Brands Still Matter, Even for Shopbots
In the early days of Internet commerce, conventional wisdom held that online shoppers were fickle bargain hunters and that the Internet would relentlessly drive down prices and profit margins. Pundits said the days of brand equity and consumer loyalty were numbered. The notion seemed all but confirmed when, in mid-1995, Andersen Consulting invented the first shopbot — an intelligent robotic agent that lists the cheapest merchandise first — and named it BargainFinder.
But Amazon.com and other brand-name online retailers that don't play the ultradiscount game are challenging that notion. It's true that, of all Internet shoppers, the users of shopbots are the most price-sensitive. But even among those bargain seekers, the concept of brand still matters, according to a working paper by Erik Brynjolfsson, associate professor at the MIT Sloan School of Management and codirector of the Center for eBusiness@MIT, and Michael D. Smith, assistant professor of management-information systems at Carnegie Mellon University.
In “The Great Equalizer? Customer Choice Behavior at Internet Shopbots” (http://e-commerce.mit.edu/papers/tge), the authors analyze consumer buying patterns at a shopbot called EvenBetter.com, since renamed DealTime.com, which offers comparison shopping for a wide variety of goods, including books and electronic gadgets. A key finding was that 51% of price-minded shoppers didn't choose the shopbot's cheapest offering. In fact, the analysis showed that shoppers were willing to pay a 3.1% premium for a brand name and a 6.8% premium at places where they'd shopped before.
Why is that? “While shopbots substantially weaken the market positions of branded retailers, brand name and retailer loyalty still strongly influence consumer behavior at Internet shopbots,” the paper says. The findings suggest that Internet consumers use brand name as a proxy for reliability in service quality.

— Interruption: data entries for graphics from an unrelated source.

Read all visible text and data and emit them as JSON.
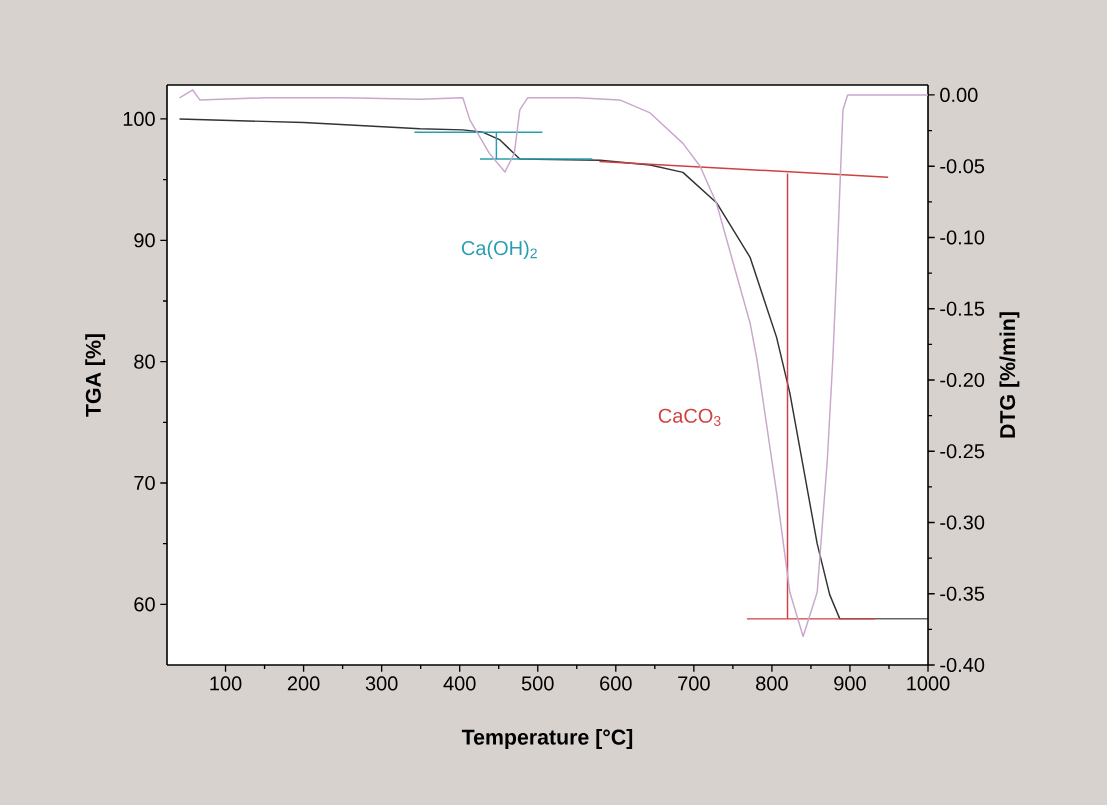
{
  "chart_data": {
    "type": "line",
    "xlabel": "Temperature [°C]",
    "ylabel": "TGA [%]",
    "y2label": "DTG [%/min]",
    "xlim": [
      25,
      1000
    ],
    "ylim": [
      55,
      102.8
    ],
    "y2lim": [
      -0.4,
      0.007
    ],
    "xticks": [
      100,
      200,
      300,
      400,
      500,
      600,
      700,
      800,
      900,
      1000
    ],
    "yticks": [
      60,
      70,
      80,
      90,
      100
    ],
    "y2ticks": [
      {
        "value": 0,
        "label": "0.00"
      },
      {
        "value": -0.05,
        "label": "-0.05"
      },
      {
        "value": -0.1,
        "label": "-0.10"
      },
      {
        "value": -0.15,
        "label": "-0.15"
      },
      {
        "value": -0.2,
        "label": "-0.20"
      },
      {
        "value": -0.25,
        "label": "-0.25"
      },
      {
        "value": -0.3,
        "label": "-0.30"
      },
      {
        "value": -0.35,
        "label": "-0.35"
      },
      {
        "value": -0.4,
        "label": "-0.40"
      }
    ],
    "grid": false,
    "series": [
      {
        "color": "#c9a8cc",
        "axis": "y2",
        "x": [
          41,
          58,
          67,
          150,
          250,
          350,
          404,
          413,
          438,
          458,
          470,
          477,
          487,
          550,
          605,
          644,
          686,
          708,
          729,
          772,
          781,
          806,
          823,
          840,
          858,
          871,
          878,
          883,
          891,
          897,
          950,
          1000
        ],
        "values": [
          -0.002,
          0.0035,
          -0.0035,
          -0.002,
          -0.002,
          -0.003,
          -0.002,
          -0.0175,
          -0.041,
          -0.054,
          -0.041,
          -0.0105,
          -0.002,
          -0.002,
          -0.0035,
          -0.0126,
          -0.034,
          -0.05,
          -0.076,
          -0.16,
          -0.186,
          -0.279,
          -0.349,
          -0.38,
          -0.349,
          -0.256,
          -0.186,
          -0.123,
          -0.0105,
          0.0,
          0.0,
          0.0
        ]
      },
      {
        "color": "#333333",
        "x": [
          41,
          200,
          349,
          404,
          430,
          451,
          477,
          580,
          644,
          686,
          729,
          772,
          806,
          823,
          858,
          874,
          887,
          1000
        ],
        "values": [
          100.0,
          99.7,
          99.2,
          99.1,
          98.9,
          98.3,
          96.7,
          96.6,
          96.2,
          95.6,
          93.1,
          88.6,
          82.0,
          77.4,
          65.0,
          60.8,
          58.8,
          58.8
        ]
      },
      {
        "color": "#2a9db0",
        "x": [
          342,
          506
        ],
        "values": [
          98.9,
          98.9
        ]
      },
      {
        "color": "#2a9db0",
        "x": [
          426,
          570
        ],
        "values": [
          96.7,
          96.7
        ]
      },
      {
        "color": "#2a9db0",
        "x": [
          447,
          447
        ],
        "values": [
          98.9,
          96.7
        ]
      },
      {
        "color": "#d04040",
        "x": [
          579,
          949
        ],
        "values": [
          96.5,
          95.2
        ]
      },
      {
        "color": "#d04040",
        "x": [
          820,
          820
        ],
        "values": [
          95.5,
          58.8
        ]
      },
      {
        "color": "#d04040",
        "x": [
          768,
          932
        ],
        "values": [
          58.8,
          58.8
        ]
      }
    ],
    "annotations": [
      "Ca(OH)$_{2}$",
      "CaCO$_{3}$"
    ]
  }
}
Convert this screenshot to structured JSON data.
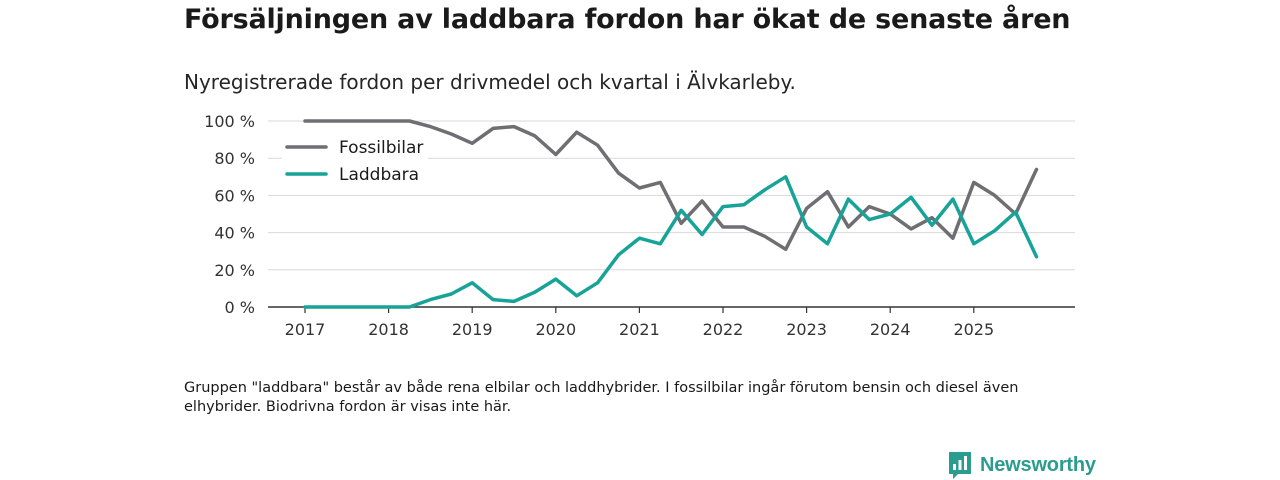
{
  "title": "Försäljningen av laddbara fordon har ökat de senaste åren",
  "subtitle": "Nyregistrerade fordon per drivmedel och kvartal i Älvkarleby.",
  "footnote": "Gruppen \"laddbara\" består av både rena elbilar och laddhybrider. I fossilbilar ingår förutom bensin och diesel även elhybrider. Biodrivna fordon är visas inte här.",
  "brand": {
    "name": "Newsworthy",
    "color": "#2a9d8f"
  },
  "chart_data": {
    "type": "line",
    "title": "Försäljningen av laddbara fordon har ökat de senaste åren",
    "xlabel": "",
    "ylabel": "",
    "x": [
      "2017 K1",
      "2017 K2",
      "2017 K3",
      "2017 K4",
      "2018 K1",
      "2018 K2",
      "2018 K3",
      "2018 K4",
      "2019 K1",
      "2019 K2",
      "2019 K3",
      "2019 K4",
      "2020 K1",
      "2020 K2",
      "2020 K3",
      "2020 K4",
      "2021 K1",
      "2021 K2",
      "2021 K3",
      "2021 K4",
      "2022 K1",
      "2022 K2",
      "2022 K3",
      "2022 K4",
      "2023 K1",
      "2023 K2",
      "2023 K3",
      "2023 K4",
      "2024 K1",
      "2024 K2",
      "2024 K3",
      "2024 K4",
      "2025 K1",
      "2025 K2",
      "2025 K3",
      "2025 K4"
    ],
    "x_ticks": [
      "2017",
      "2018",
      "2019",
      "2020",
      "2021",
      "2022",
      "2023",
      "2024",
      "2025"
    ],
    "y_ticks": [
      "0 %",
      "20 %",
      "40 %",
      "60 %",
      "80 %",
      "100 %"
    ],
    "ylim": [
      0,
      100
    ],
    "grid": true,
    "legend_position": "top-left",
    "series": [
      {
        "name": "Fossilbilar",
        "color": "#6e6e73",
        "values": [
          100,
          100,
          100,
          100,
          100,
          100,
          97,
          93,
          88,
          96,
          97,
          92,
          82,
          94,
          87,
          72,
          64,
          67,
          45,
          57,
          43,
          43,
          38,
          31,
          53,
          62,
          43,
          54,
          50,
          42,
          48,
          37,
          67,
          60,
          50,
          74
        ]
      },
      {
        "name": "Laddbara",
        "color": "#17a398",
        "values": [
          0,
          0,
          0,
          0,
          0,
          0,
          4,
          7,
          13,
          4,
          3,
          8,
          15,
          6,
          13,
          28,
          37,
          34,
          52,
          39,
          54,
          55,
          63,
          70,
          43,
          34,
          58,
          47,
          50,
          59,
          44,
          58,
          34,
          41,
          51,
          27
        ]
      }
    ]
  }
}
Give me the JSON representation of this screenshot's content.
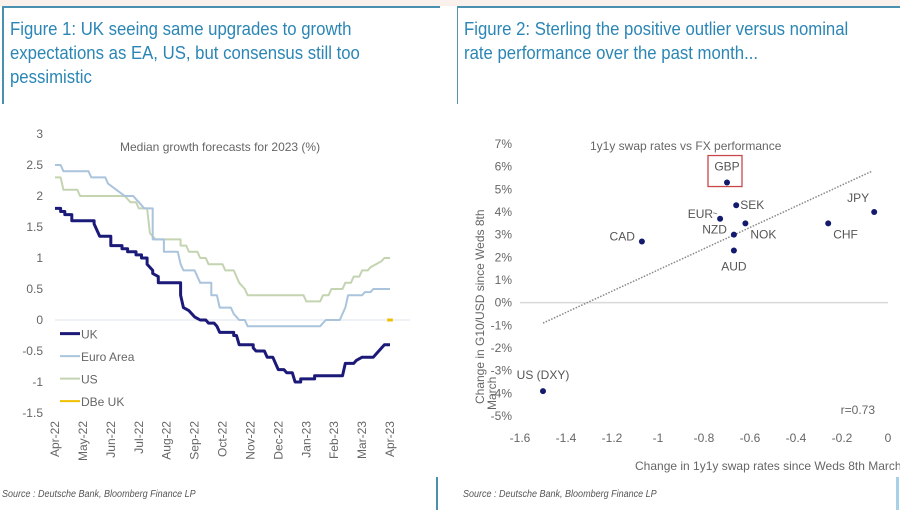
{
  "figures": [
    {
      "title": "Figure 1: UK seeing same upgrades to growth expectations as EA, US, but consensus still too pessimistic",
      "source": "Source : Deutsche Bank, Bloomberg Finance LP"
    },
    {
      "title": "Figure 2: Sterling the positive outlier versus nominal rate performance over the past month...",
      "source": "Source : Deutsche Bank, Bloomberg Finance LP"
    }
  ],
  "colors": {
    "uk": "#1c1a78",
    "euro_area": "#a9c4dc",
    "us": "#c4d4b0",
    "dbe_uk": "#f0c000",
    "scatter_point": "#141a6e",
    "highlight_box": "#c8474a",
    "title_blue": "#2b86b5"
  },
  "chart_data": [
    {
      "type": "line",
      "title": "Median growth forecasts for 2023 (%)",
      "xlabel": "",
      "ylabel": "",
      "ylim": [
        -1.5,
        3
      ],
      "yticks": [
        "3",
        "2.5",
        "2",
        "1.5",
        "1",
        "0.5",
        "0",
        "-0.5",
        "-1",
        "-1.5"
      ],
      "ytick_values": [
        3,
        2.5,
        2,
        1.5,
        1,
        0.5,
        0,
        -0.5,
        -1,
        -1.5
      ],
      "xticks": [
        "Apr-22",
        "May-22",
        "Jun-22",
        "Jul-22",
        "Aug-22",
        "Sep-22",
        "Oct-22",
        "Nov-22",
        "Dec-22",
        "Jan-23",
        "Feb-23",
        "Mar-23",
        "Apr-23"
      ],
      "x_units": "months since Apr-22",
      "legend": [
        "UK",
        "Euro Area",
        "US",
        "DBe UK"
      ],
      "legend_position": "bottom-left",
      "grid": false,
      "series": [
        {
          "name": "UK",
          "points": [
            [
              0,
              1.8
            ],
            [
              0.2,
              1.8
            ],
            [
              0.2,
              1.75
            ],
            [
              0.35,
              1.75
            ],
            [
              0.35,
              1.7
            ],
            [
              0.6,
              1.7
            ],
            [
              0.6,
              1.6
            ],
            [
              1.4,
              1.6
            ],
            [
              1.4,
              1.55
            ],
            [
              1.5,
              1.45
            ],
            [
              1.6,
              1.35
            ],
            [
              2.0,
              1.35
            ],
            [
              2.0,
              1.2
            ],
            [
              2.4,
              1.2
            ],
            [
              2.4,
              1.15
            ],
            [
              2.6,
              1.15
            ],
            [
              2.6,
              1.1
            ],
            [
              2.9,
              1.1
            ],
            [
              2.9,
              1.05
            ],
            [
              3.1,
              1.05
            ],
            [
              3.1,
              1.0
            ],
            [
              3.3,
              1.0
            ],
            [
              3.3,
              0.9
            ],
            [
              3.5,
              0.8
            ],
            [
              3.5,
              0.75
            ],
            [
              3.7,
              0.7
            ],
            [
              3.7,
              0.6
            ],
            [
              4.5,
              0.6
            ],
            [
              4.5,
              0.4
            ],
            [
              4.6,
              0.2
            ],
            [
              4.8,
              0.15
            ],
            [
              5.0,
              0.05
            ],
            [
              5.2,
              0.0
            ],
            [
              5.4,
              0.0
            ],
            [
              5.5,
              -0.05
            ],
            [
              5.7,
              -0.05
            ],
            [
              5.8,
              -0.1
            ],
            [
              5.9,
              -0.2
            ],
            [
              6.4,
              -0.2
            ],
            [
              6.4,
              -0.25
            ],
            [
              6.5,
              -0.25
            ],
            [
              6.6,
              -0.4
            ],
            [
              7.1,
              -0.4
            ],
            [
              7.1,
              -0.45
            ],
            [
              7.2,
              -0.5
            ],
            [
              7.5,
              -0.5
            ],
            [
              7.6,
              -0.6
            ],
            [
              7.8,
              -0.6
            ],
            [
              7.9,
              -0.7
            ],
            [
              8.0,
              -0.8
            ],
            [
              8.2,
              -0.8
            ],
            [
              8.3,
              -0.85
            ],
            [
              8.5,
              -0.85
            ],
            [
              8.6,
              -1.0
            ],
            [
              8.8,
              -1.0
            ],
            [
              8.8,
              -0.95
            ],
            [
              9.3,
              -0.95
            ],
            [
              9.3,
              -0.9
            ],
            [
              10.3,
              -0.9
            ],
            [
              10.4,
              -0.7
            ],
            [
              10.7,
              -0.7
            ],
            [
              10.8,
              -0.65
            ],
            [
              11.0,
              -0.6
            ],
            [
              11.4,
              -0.6
            ],
            [
              11.5,
              -0.55
            ],
            [
              11.6,
              -0.5
            ],
            [
              11.7,
              -0.45
            ],
            [
              11.8,
              -0.4
            ],
            [
              12.0,
              -0.4
            ]
          ]
        },
        {
          "name": "Euro Area",
          "points": [
            [
              0,
              2.5
            ],
            [
              0.2,
              2.5
            ],
            [
              0.3,
              2.4
            ],
            [
              1.2,
              2.4
            ],
            [
              1.3,
              2.3
            ],
            [
              1.8,
              2.3
            ],
            [
              1.9,
              2.2
            ],
            [
              2.2,
              2.1
            ],
            [
              2.5,
              2.0
            ],
            [
              2.8,
              2.0
            ],
            [
              3.0,
              1.9
            ],
            [
              3.2,
              1.8
            ],
            [
              3.5,
              1.8
            ],
            [
              3.5,
              1.3
            ],
            [
              3.9,
              1.3
            ],
            [
              3.9,
              1.1
            ],
            [
              4.4,
              1.1
            ],
            [
              4.5,
              0.9
            ],
            [
              4.6,
              0.8
            ],
            [
              5.0,
              0.8
            ],
            [
              5.2,
              0.6
            ],
            [
              5.6,
              0.6
            ],
            [
              5.6,
              0.4
            ],
            [
              5.8,
              0.4
            ],
            [
              5.9,
              0.2
            ],
            [
              6.3,
              0.2
            ],
            [
              6.4,
              0.1
            ],
            [
              6.6,
              0.0
            ],
            [
              6.8,
              0.0
            ],
            [
              6.9,
              -0.1
            ],
            [
              9.5,
              -0.1
            ],
            [
              9.6,
              -0.05
            ],
            [
              9.7,
              0.0
            ],
            [
              10.2,
              0.0
            ],
            [
              10.3,
              0.1
            ],
            [
              10.4,
              0.2
            ],
            [
              10.5,
              0.4
            ],
            [
              11.0,
              0.4
            ],
            [
              11.1,
              0.45
            ],
            [
              11.3,
              0.45
            ],
            [
              11.4,
              0.5
            ],
            [
              12.0,
              0.5
            ]
          ]
        },
        {
          "name": "US",
          "points": [
            [
              0,
              2.3
            ],
            [
              0.2,
              2.3
            ],
            [
              0.3,
              2.1
            ],
            [
              0.8,
              2.1
            ],
            [
              0.9,
              2.0
            ],
            [
              2.5,
              2.0
            ],
            [
              2.7,
              1.9
            ],
            [
              2.9,
              1.9
            ],
            [
              3.0,
              1.8
            ],
            [
              3.3,
              1.8
            ],
            [
              3.4,
              1.4
            ],
            [
              3.6,
              1.3
            ],
            [
              4.5,
              1.3
            ],
            [
              4.5,
              1.2
            ],
            [
              4.7,
              1.2
            ],
            [
              4.8,
              1.1
            ],
            [
              5.1,
              1.1
            ],
            [
              5.2,
              1.0
            ],
            [
              5.4,
              1.0
            ],
            [
              5.5,
              0.9
            ],
            [
              6.0,
              0.9
            ],
            [
              6.1,
              0.8
            ],
            [
              6.4,
              0.8
            ],
            [
              6.5,
              0.7
            ],
            [
              6.6,
              0.6
            ],
            [
              6.8,
              0.5
            ],
            [
              6.9,
              0.4
            ],
            [
              8.9,
              0.4
            ],
            [
              9.0,
              0.3
            ],
            [
              9.5,
              0.3
            ],
            [
              9.6,
              0.4
            ],
            [
              9.8,
              0.4
            ],
            [
              9.9,
              0.5
            ],
            [
              10.3,
              0.5
            ],
            [
              10.4,
              0.6
            ],
            [
              10.6,
              0.6
            ],
            [
              10.7,
              0.7
            ],
            [
              10.9,
              0.7
            ],
            [
              11.0,
              0.8
            ],
            [
              11.2,
              0.8
            ],
            [
              11.3,
              0.85
            ],
            [
              11.5,
              0.9
            ],
            [
              11.7,
              0.95
            ],
            [
              11.8,
              1.0
            ],
            [
              12.0,
              1.0
            ]
          ]
        },
        {
          "name": "DBe UK",
          "points": [
            [
              11.9,
              0.0
            ],
            [
              12.1,
              0.0
            ]
          ]
        }
      ]
    },
    {
      "type": "scatter",
      "title": "1y1y swap rates vs FX performance",
      "xlabel": "Change in 1y1y swap rates since Weds 8th March (%)",
      "ylabel": "Change in G10/USD since Weds 8th March",
      "xlim": [
        -1.6,
        0
      ],
      "ylim": [
        -5,
        7
      ],
      "xticks": [
        "-1.6",
        "-1.4",
        "-1.2",
        "-1",
        "-0.8",
        "-0.6",
        "-0.4",
        "-0.2",
        "0"
      ],
      "xtick_values": [
        -1.6,
        -1.4,
        -1.2,
        -1,
        -0.8,
        -0.6,
        -0.4,
        -0.2,
        0
      ],
      "yticks": [
        "7%",
        "6%",
        "5%",
        "4%",
        "3%",
        "2%",
        "1%",
        "0%",
        "-1%",
        "-2%",
        "-3%",
        "-4%",
        "-5%"
      ],
      "ytick_values": [
        7,
        6,
        5,
        4,
        3,
        2,
        1,
        0,
        -1,
        -2,
        -3,
        -4,
        -5
      ],
      "annotation": "r=0.73",
      "highlight": "GBP",
      "trendline": {
        "x": [
          -1.5,
          -0.07
        ],
        "y": [
          -0.9,
          5.8
        ],
        "style": "dotted"
      },
      "grid": false,
      "points": [
        {
          "label": "GBP",
          "x": -0.7,
          "y": 5.3,
          "label_pos": "top"
        },
        {
          "label": "SEK",
          "x": -0.66,
          "y": 4.3,
          "label_pos": "right"
        },
        {
          "label": "EUR",
          "x": -0.73,
          "y": 3.7,
          "label_pos": "left"
        },
        {
          "label": "NOK",
          "x": -0.62,
          "y": 3.5,
          "label_pos": "bottom-right"
        },
        {
          "label": "NZD",
          "x": -0.67,
          "y": 3.0,
          "label_pos": "left"
        },
        {
          "label": "AUD",
          "x": -0.67,
          "y": 2.3,
          "label_pos": "bottom"
        },
        {
          "label": "CAD",
          "x": -1.07,
          "y": 2.7,
          "label_pos": "left"
        },
        {
          "label": "CHF",
          "x": -0.26,
          "y": 3.5,
          "label_pos": "bottom-right"
        },
        {
          "label": "JPY",
          "x": -0.06,
          "y": 4.0,
          "label_pos": "top-left"
        },
        {
          "label": "US (DXY)",
          "x": -1.5,
          "y": -3.9,
          "label_pos": "top"
        }
      ]
    }
  ]
}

The paper concludes that online businesses can exploit the shopbot phenomenon. First, companies should recognize that brand still matters. Second, they should consider charging lower prices to shopbot customers than to customers who visit the site directly. Third, they should try to reduce shipping and handling costs because shopbot users are keenly sensitive to such add-ons.
What is the future of shopbots? Two significant flaws have hindered their prophesied emergence as the dominant online shopping channel. Their listings aren't comprehensive, which means they miss a lot of merchandise. In addition, they give preferential treatment to retailers that pay for a higher ranking.
“Shopbot owners have competing goals: Provide comprehensive and unbiased listings, and have a workable revenue model,” Smith says. “The next challenge is how to achieve those goals. I think it's a real problem for them.”